Auch für den Sozialleistungsbereich, der mit 1,2 Milliarde Mark mehr als ein Drittel der konsumtiven Ausgaben ausmacht, geht die Prognose von einem „Nullwachstum“ aus. Bisher hatte das Sozialresssort mit 5 Prozent Ausgabenwachstum prognostiziert, das Finanzressort wollte dies auf 3 Prozent begrenzt wissen. Da es sich weitgehend um gesetzliche Ansprüche handelt, sei die Null unter dem Strich eine „höchst gewagte Annahme“, erklärte SPD-Verhandler Detlev Albers dazu. Der neueste Controlling-Bericht für die Sozialausgaben deute aber darauf hin, daß das Nullwachstum zumindest für 1999 erreicht werden könne.
Am Hochschul-Investitionsprogramm soll festgehalten werden, da fehlen aber noch 400 Millionen Mark. Die Zuschüsse für die BSAG sollen „nachhaltig verringert“ werden, gegebenenfalls unter Gewinnung „strategischer Partner“, d.h. der Privatisierung der BSAG. Angehoben werden sollen die Eckwerte für Bildung und Kultur.
„Erleichternd für die Umsetzung des restriktiven Ausgabenkurses muß sich auswirken“, formuliert das vom Finanzsenator vorgelegte Papier recht ultimativ, daß durch das Investitions-Sonder-Programm (ISP) „Beschäftigungseffekte“ eintreten – das war bisher nicht der Fall – und dadurch die Ausgaben für Sozialhilfe und Arbeitsmarktpolitik „deutlich“ sinken.
Auf die kommende Woche vertagt haben die Koalitionsverhandler ihren Streit um die „Bundesratsklausel“. (vgl. Bericht auch Seite 6) Während die beiden Seiten auf der gemeinsamen Pressekonferenz ausdrücklich das „fröhliche Klima“ der Verhandlungen lobten, fütterten sie die Agenturen in Telefon-Interviews mit streitbaren formulierungen.
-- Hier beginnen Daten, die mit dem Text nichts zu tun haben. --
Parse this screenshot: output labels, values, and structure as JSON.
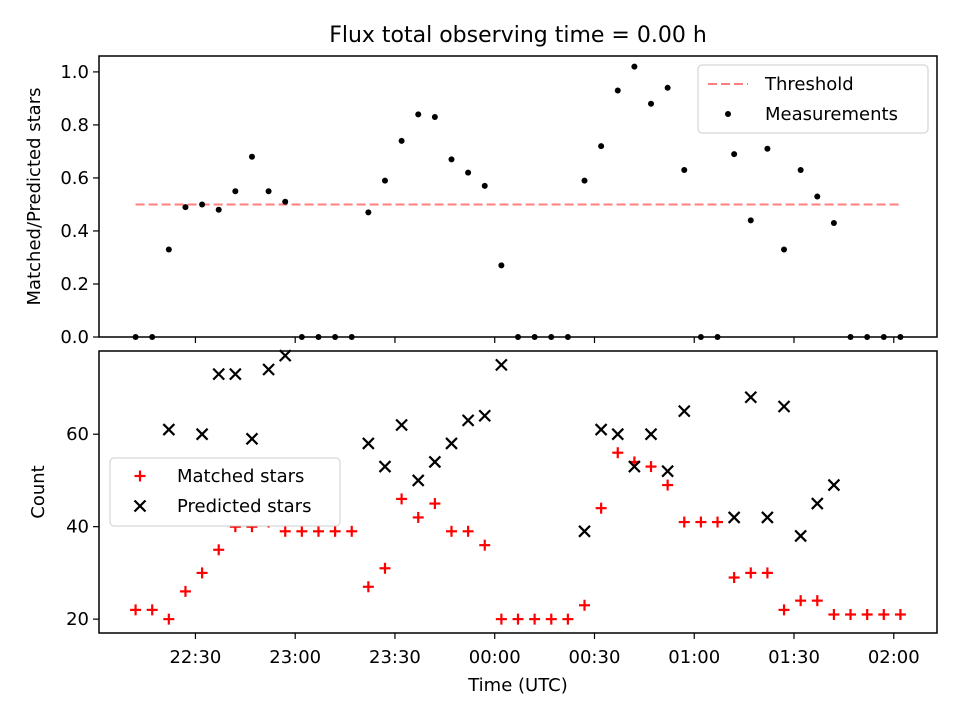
{
  "chart_data": [
    {
      "type": "scatter",
      "title": "Flux total observing time = 0.00 h",
      "xlabel": "",
      "ylabel": "Matched/Predicted stars",
      "ylim": [
        0,
        1.06
      ],
      "yticks": [
        "0.0",
        "0.2",
        "0.4",
        "0.6",
        "0.8",
        "1.0"
      ],
      "legend_position": "top-right",
      "threshold": {
        "name": "Threshold",
        "value": 0.5,
        "x_range": [
          "22:12",
          "02:02"
        ],
        "color": "#ff7f7f"
      },
      "series": [
        {
          "name": "Measurements",
          "color": "#000000",
          "x": [
            "22:12",
            "22:17",
            "22:22",
            "22:27",
            "22:32",
            "22:37",
            "22:42",
            "22:47",
            "22:52",
            "22:57",
            "23:02",
            "23:07",
            "23:12",
            "23:17",
            "23:22",
            "23:27",
            "23:32",
            "23:37",
            "23:42",
            "23:47",
            "23:52",
            "23:57",
            "00:02",
            "00:07",
            "00:12",
            "00:17",
            "00:22",
            "00:27",
            "00:32",
            "00:37",
            "00:42",
            "00:47",
            "00:52",
            "00:57",
            "01:02",
            "01:07",
            "01:12",
            "01:17",
            "01:22",
            "01:27",
            "01:32",
            "01:37",
            "01:42",
            "01:47",
            "01:52",
            "01:57",
            "02:02"
          ],
          "y": [
            0,
            0,
            0.33,
            0.49,
            0.5,
            0.48,
            0.55,
            0.68,
            0.55,
            0.51,
            0,
            0,
            0,
            0,
            0.47,
            0.59,
            0.74,
            0.84,
            0.83,
            0.67,
            0.62,
            0.57,
            0.27,
            0,
            0,
            0,
            0,
            0.59,
            0.72,
            0.93,
            1.02,
            0.88,
            0.94,
            0.63,
            0,
            0,
            0.69,
            0.44,
            0.71,
            0.33,
            0.63,
            0.53,
            0.43,
            0,
            0,
            0,
            0
          ]
        }
      ]
    },
    {
      "type": "scatter",
      "title": "",
      "xlabel": "Time (UTC)",
      "ylabel": "Count",
      "xlim": [
        "22:01",
        "02:13"
      ],
      "ylim": [
        17,
        78
      ],
      "yticks": [
        "20",
        "40",
        "60"
      ],
      "xticks": [
        "22:30",
        "23:00",
        "23:30",
        "00:00",
        "00:30",
        "01:00",
        "01:30",
        "02:00"
      ],
      "legend_position": "center-left",
      "series": [
        {
          "name": "Matched stars",
          "marker": "plus",
          "color": "#ff0000",
          "x": [
            "22:12",
            "22:17",
            "22:22",
            "22:27",
            "22:32",
            "22:37",
            "22:42",
            "22:47",
            "22:52",
            "22:57",
            "23:02",
            "23:07",
            "23:12",
            "23:17",
            "23:22",
            "23:27",
            "23:32",
            "23:37",
            "23:42",
            "23:47",
            "23:52",
            "23:57",
            "00:02",
            "00:07",
            "00:12",
            "00:17",
            "00:22",
            "00:27",
            "00:32",
            "00:37",
            "00:42",
            "00:47",
            "00:52",
            "00:57",
            "01:02",
            "01:07",
            "01:12",
            "01:17",
            "01:22",
            "01:27",
            "01:32",
            "01:37",
            "01:42",
            "01:47",
            "01:52",
            "01:57",
            "02:02"
          ],
          "y": [
            22,
            22,
            20,
            26,
            30,
            35,
            40,
            40,
            41,
            39,
            39,
            39,
            39,
            39,
            27,
            31,
            46,
            42,
            45,
            39,
            39,
            36,
            20,
            20,
            20,
            20,
            20,
            23,
            44,
            56,
            54,
            53,
            49,
            41,
            41,
            41,
            29,
            30,
            30,
            22,
            24,
            24,
            21,
            21,
            21,
            21,
            21
          ]
        },
        {
          "name": "Predicted stars",
          "marker": "x",
          "color": "#000000",
          "x": [
            "22:22",
            "22:32",
            "22:37",
            "22:42",
            "22:47",
            "22:52",
            "22:57",
            "23:22",
            "23:27",
            "23:32",
            "23:37",
            "23:42",
            "23:47",
            "23:52",
            "23:57",
            "00:02",
            "00:27",
            "00:32",
            "00:37",
            "00:42",
            "00:47",
            "00:52",
            "00:57",
            "01:12",
            "01:17",
            "01:22",
            "01:27",
            "01:32",
            "01:37",
            "01:42"
          ],
          "y": [
            61,
            60,
            73,
            73,
            59,
            74,
            77,
            58,
            53,
            62,
            50,
            54,
            58,
            63,
            64,
            75,
            39,
            61,
            60,
            53,
            60,
            52,
            65,
            42,
            68,
            42,
            66,
            38,
            45,
            49
          ]
        }
      ]
    }
  ]
}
Das künftige Verhalten Bremens im Bundesrat ist „ein Knackpunkt“ in den Koalitionsverhandlungen mit der Bremer CDU, meinte so SPD-Regierungschef Henning Scherf: „Wir wollen das abgewogen und für das Land vorteilhaft lösen.“ „Rein rechnerisch haben wir auch eine Mehrheit für Rot-Grün in der Bürgerschaft, die es in dieser Weise bisher nicht gab“, erinnerte Parteichef Detlev Albers. Der CDU-Spitzenkandidat Hartmut Perschau habe „im Vorfeld des Wahlkampfes gesagt, den Christdemokraten geht es darum, eine Sperrminorität gegen die rot-grüne Bundesregierung in Bonn aufzubauen.“ Das darf für Albers aber nicht sein nach diesem Wahlergebnis.
Rot-grüne Gedankenspiele in der Bremer SPD nannte Neumann „Theaterdonner im Vorfeld der Koalitionsverhandlungen“. Aber „ein Abstimmungsverhalten im Bundesrat, das sich am Wohl des Bundeslandes orientiert, wäre vorstellbar.“ K.W.